去年、沖縄からのんびり旅をしながら東京に戻ると、大変な仕事が待っていた。
約一年半に渡る今回のJun Sky Walker (S)の再結成の活動全てを、ドキュメンタリー作品としてまとめるという仕事だった(最初は秋のツアーだけを編集するようにと言われていたのです)。
この一年半で撮影してきたジュンスカの映像の量は350時間に及んでいた。期限までに作れるか不安だった。
でも思えば2007年に帰国して、ジュンスカの再結成プロジェクトの話しを聞いたときに
「ぜひ今回の活動のドキュメンタリーを作りたい」
と思っていたので、気付けばその夢が叶っていた。
当初はオレの意見は流されてたけど、最初のアー写(アーチストの宣伝用の写真)撮影のときからビデオカメラを持ち込み、「いつか絶対に使える」と思って撮影を開始していた(スタジオ内ではビデオ撮影禁止だったので隠し撮りだったけど‥)。
そして今回の作品で、その時の映像はイメージ通りに使うことができた。
タイトルは「Lost and Found」←( “ なくし物を見つける場所 ” もしくは “ 失ったもの、見つけたもの ” という意味 )と提案し、採用された。
去年バンドと行動を共にさせてもらって、メンバーそれぞれに今まで失っていたものと、今回取り戻したり、新たに得たものがあるんじゃないかと感じたので、それを表現したいと思ったからだ。
メンバーには改めて一人ずつ2時間近くに及ぶインタビューに協力していただき、2ヶ月近くかかって何とか作品にする事ができた。
納品した夜は部屋で一人でワインを飲みながら、ささやかな打ち上げ。
ジュンスカのライブの打ち上げの華やかさに比べればかなり地味だけど、満足な気分と充実感があった。
今回こうしておれをプロジェクトに誘ってくれ、作品を作る機会を与えてくれたメンバー、会場に来てくれたファンの人たち、レコード会社トイズファクトリー、戦友・田川監督にも協力してもらい、ほんとに感謝の一言です。
作品は3月25日にDVDとして発売されるそうです。2枚組で野音のライブがメインで、ドキュメンタリー「Lost and Found」は二枚目のディスクになるそうです。

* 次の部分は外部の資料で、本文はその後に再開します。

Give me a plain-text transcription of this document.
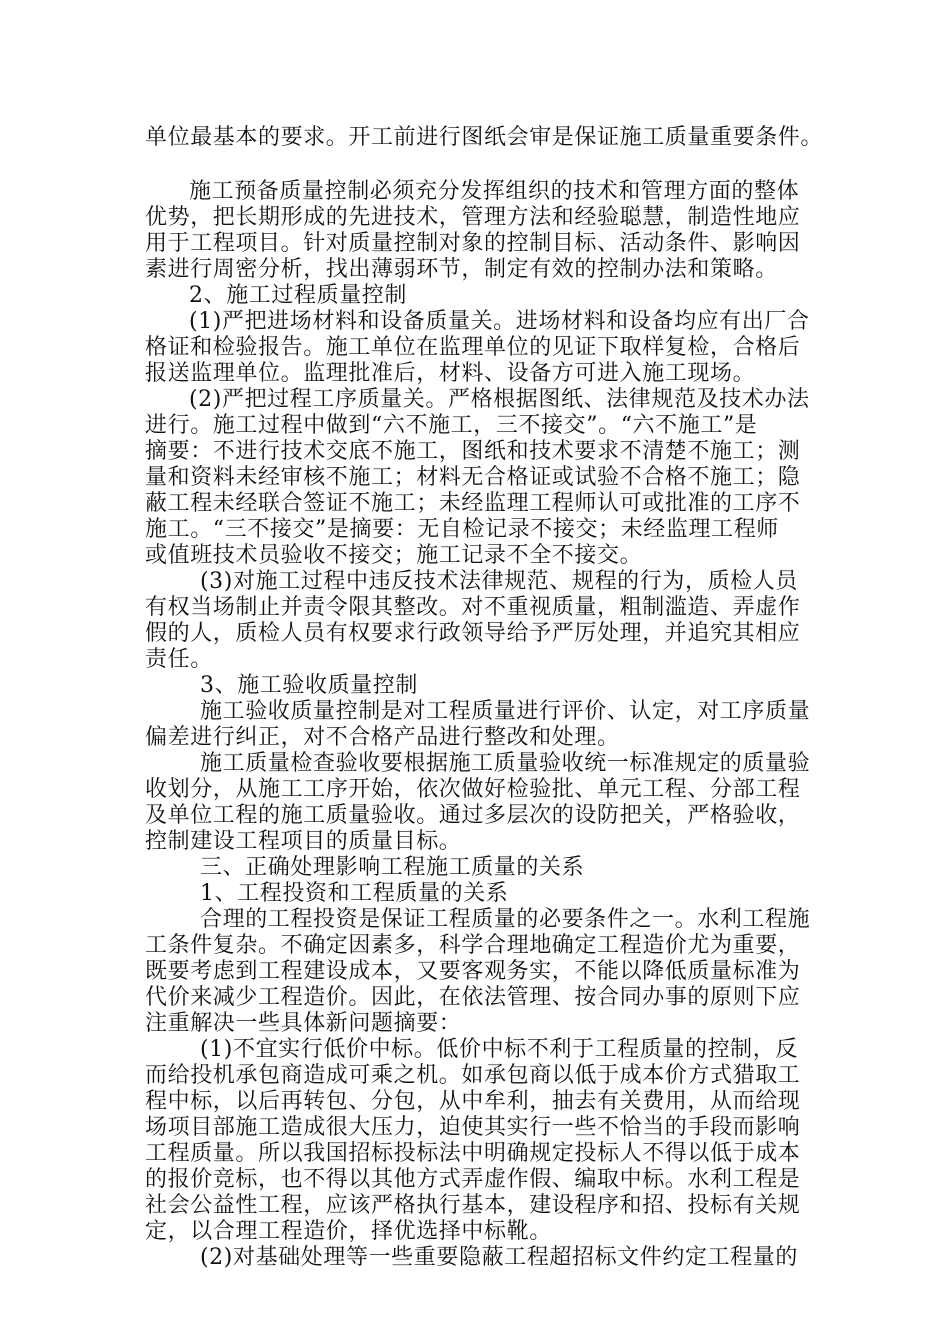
单位最基本的要求。开工前进行图纸会审是保证施工质量重要条件。
施工预备质量控制必须充分发挥组织的技术和管理方面的整体
优势，把长期形成的先进技术，管理方法和经验聪慧，制造性地应
用于工程项目。针对质量控制对象的控制目标、活动条件、影响因
素进行周密分析，找出薄弱环节，制定有效的控制办法和策略。
2、施工过程质量控制
(1)严把进场材料和设备质量关。进场材料和设备均应有出厂合
格证和检验报告。施工单位在监理单位的见证下取样复检，合格后
报送监理单位。监理批准后，材料、设备方可进入施工现场。
(2)严把过程工序质量关。严格根据图纸、法律规范及技术办法
进行。施工过程中做到“六不施工，三不接交”。“六不施工”是
摘要：不进行技术交底不施工，图纸和技术要求不清楚不施工；测
量和资料未经审核不施工；材料无合格证或试验不合格不施工；隐
蔽工程未经联合签证不施工；未经监理工程师认可或批准的工序不
施工。“三不接交”是摘要：无自检记录不接交；未经监理工程师
或值班技术员验收不接交；施工记录不全不接交。
(3)对施工过程中违反技术法律规范、规程的行为，质检人员
有权当场制止并责令限其整改。对不重视质量，粗制滥造、弄虚作
假的人，质检人员有权要求行政领导给予严厉处理，并追究其相应
责任。
3、施工验收质量控制
施工验收质量控制是对工程质量进行评价、认定，对工序质量
偏差进行纠正，对不合格产品进行整改和处理。
施工质量检查验收要根据施工质量验收统一标准规定的质量验
收划分，从施工工序开始，依次做好检验批、单元工程、分部工程
及单位工程的施工质量验收。通过多层次的设防把关，严格验收，
控制建设工程项目的质量目标。
三、正确处理影响工程施工质量的关系
1、工程投资和工程质量的关系
合理的工程投资是保证工程质量的必要条件之一。水利工程施
工条件复杂。不确定因素多，科学合理地确定工程造价尤为重要，
既要考虑到工程建设成本，又要客观务实，不能以降低质量标准为
代价来减少工程造价。因此，在依法管理、按合同办事的原则下应
注重解决一些具体新问题摘要：
(1)不宜实行低价中标。低价中标不利于工程质量的控制，反
而给投机承包商造成可乘之机。如承包商以低于成本价方式猎取工
程中标，以后再转包、分包，从中牟利，抽去有关费用，从而给现
场项目部施工造成很大压力，迫使其实行一些不恰当的手段而影响
工程质量。所以我国招标投标法中明确规定投标人不得以低于成本
的报价竞标，也不得以其他方式弄虚作假、编取中标。水利工程是
社会公益性工程，应该严格执行基本，建设程序和招、投标有关规
定，以合理工程造价，择优选择中标靴。
(2)对基础处理等一些重要隐蔽工程超招标文件约定工程量的
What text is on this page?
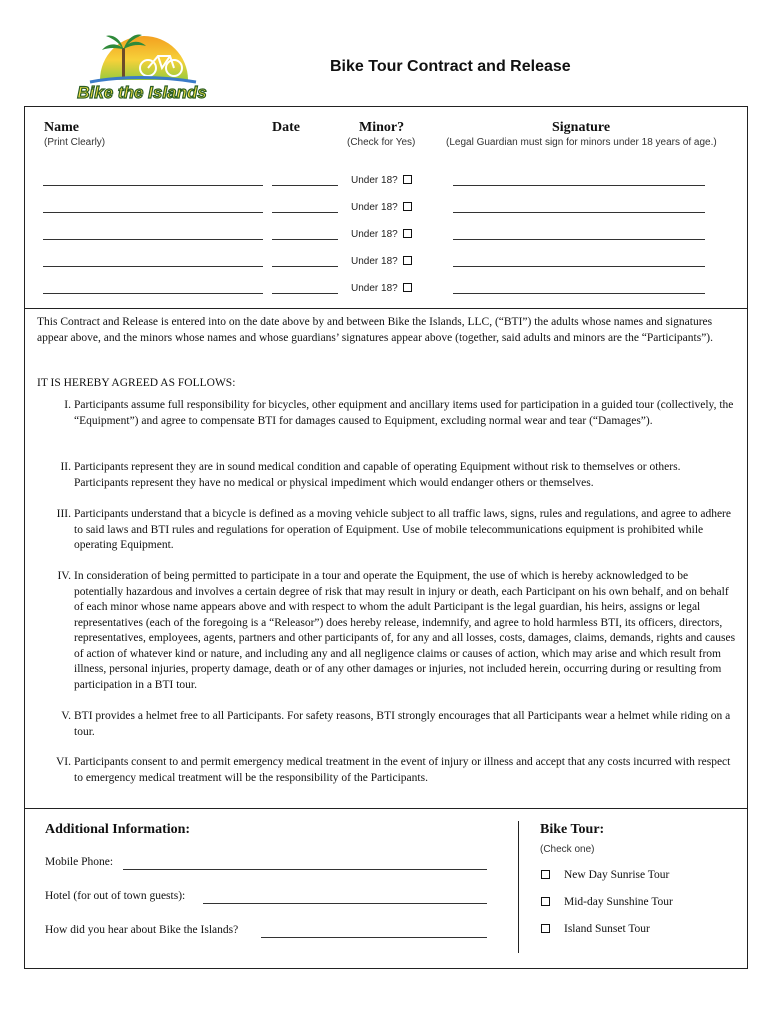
Bike the Islands
Bike Tour Contract and Release
Name
(Print Clearly)
Date	Minor?
(Check for Yes)
Signature
(Legal Guardian must sign for minors under 18 years of age.)
Under 18?
Under 18?
Under 18?
Under 18?
Under 18?
This Contract and Release is entered into on the date above by and between Bike the Islands, LLC, (“BTI”) the adults whose names and signatures appear above, and the minors whose names and whose guardians’ signatures appear above (together, said adults and minors are the “Participants”).
IT IS HEREBY AGREED AS FOLLOWS:
I. Participants assume full responsibility for bicycles, other equipment and ancillary items used for participation in a guided tour (collectively, the “Equipment”) and agree to compensate BTI for damages caused to Equipment, excluding normal wear and tear (“Damages”).
II. Participants represent they are in sound medical condition and capable of operating Equipment without risk to themselves or others. Participants represent they have no medical or physical impediment which would endanger others or themselves.
III. Participants understand that a bicycle is defined as a moving vehicle subject to all traffic laws, signs, rules and regulations, and agree to adhere to said laws and BTI rules and regulations for operation of Equipment. Use of mobile telecommunications equipment is prohibited while operating Equipment.
IV. In consideration of being permitted to participate in a tour and operate the Equipment, the use of which is hereby acknowledged to be potentially hazardous and involves a certain degree of risk that may result in injury or death, each Participant on his own behalf, and on behalf of each minor whose name appears above and with respect to whom the adult Participant is the legal guardian, his heirs, assigns or legal representatives (each of the foregoing is a “Releasor”) does hereby release, indemnify, and agree to hold harmless BTI, its officers, directors, representatives, employees, agents, partners and other participants of, for any and all losses, costs, damages, claims, demands, rights and causes of action of whatever kind or nature, and including any and all negligence claims or causes of action, which may arise and which result from illness, personal injuries, property damage, death or of any other damages or injuries, not included herein, occurring during or resulting from participation in a BTI tour.
V. BTI provides a helmet free to all Participants. For safety reasons, BTI strongly encourages that all Participants wear a helmet while riding on a tour.
VI. Participants consent to and permit emergency medical treatment in the event of injury or illness and accept that any costs incurred with respect to emergency medical treatment will be the responsibility of the Participants.
Additional Information:
Mobile Phone:
Hotel (for out of town guests):
How did you hear about Bike the Islands?
Bike Tour:
(Check one)
New Day Sunrise Tour
Mid-day Sunshine Tour
Island Sunset Tour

最後にDVDのCM用のスポットを三本作って、長かったジュンスカとの旅もついに終わった。
スポットを納品した直後、去年旅の途中で出会った素敵なミュージシャンCaravanが自分のライブの前に遊びに来てくれ、セッションなどして楽しい時間を過ごした。
出会ったばかりのおれを気軽に訪れてくれる、Caravanのオープンな気持ちが嬉しかった。
そのあと一緒に会場のリキッドルームに行き、ビールを飲みながらCaravanの温かいライブを楽しませてもらい、嬉しい打ち上げになりました。
さらにご褒美!
ジュンスカの仕事が終わってすぐ、なんとJun Sky Walker(S)リーダーの純太くんのレコーディングでベースを弾かせて頂いた!!
森純太の世界を一緒に作り上げることができるなんて‥
11年ほど前に純太くんと一緒にレコーディングした事があるのだけど、当時より今の方が自分の演奏を客観的に見る事ができるようになっていた。
ステージには随分上がってないけど、旅先でジャムセッションなど音楽をずっと続けてきたので、その経験が8ビートの純太くんの楽曲にも役立った。
「こんなのどうですか?」とか、冗談も交えながら、楽しくのびのびと演奏することができました。
12才の頃からのヒーローと一緒にレコーディングするなんて、なかなか経験できる事じゃない。二ヶ月間ぶっ続けで仕事してきたご褒美をもらったような気分でした。
そして‥
今やっと一段落ついたので、丸一年間中断していたバルカン半島の旅の作品に再び取りかかっています。
「まだやってんのか?」と言われる事もあるけど、まだやってるんだよぉ〜〜!
それまでクロアチアで編集してきた膨大なデータが壊れてしまい、またゼロから始めなければならなかったし、これを作り上げない限り、オレは先に進めない気がしているので、時間があるうちに仕上げたいと思っているのです。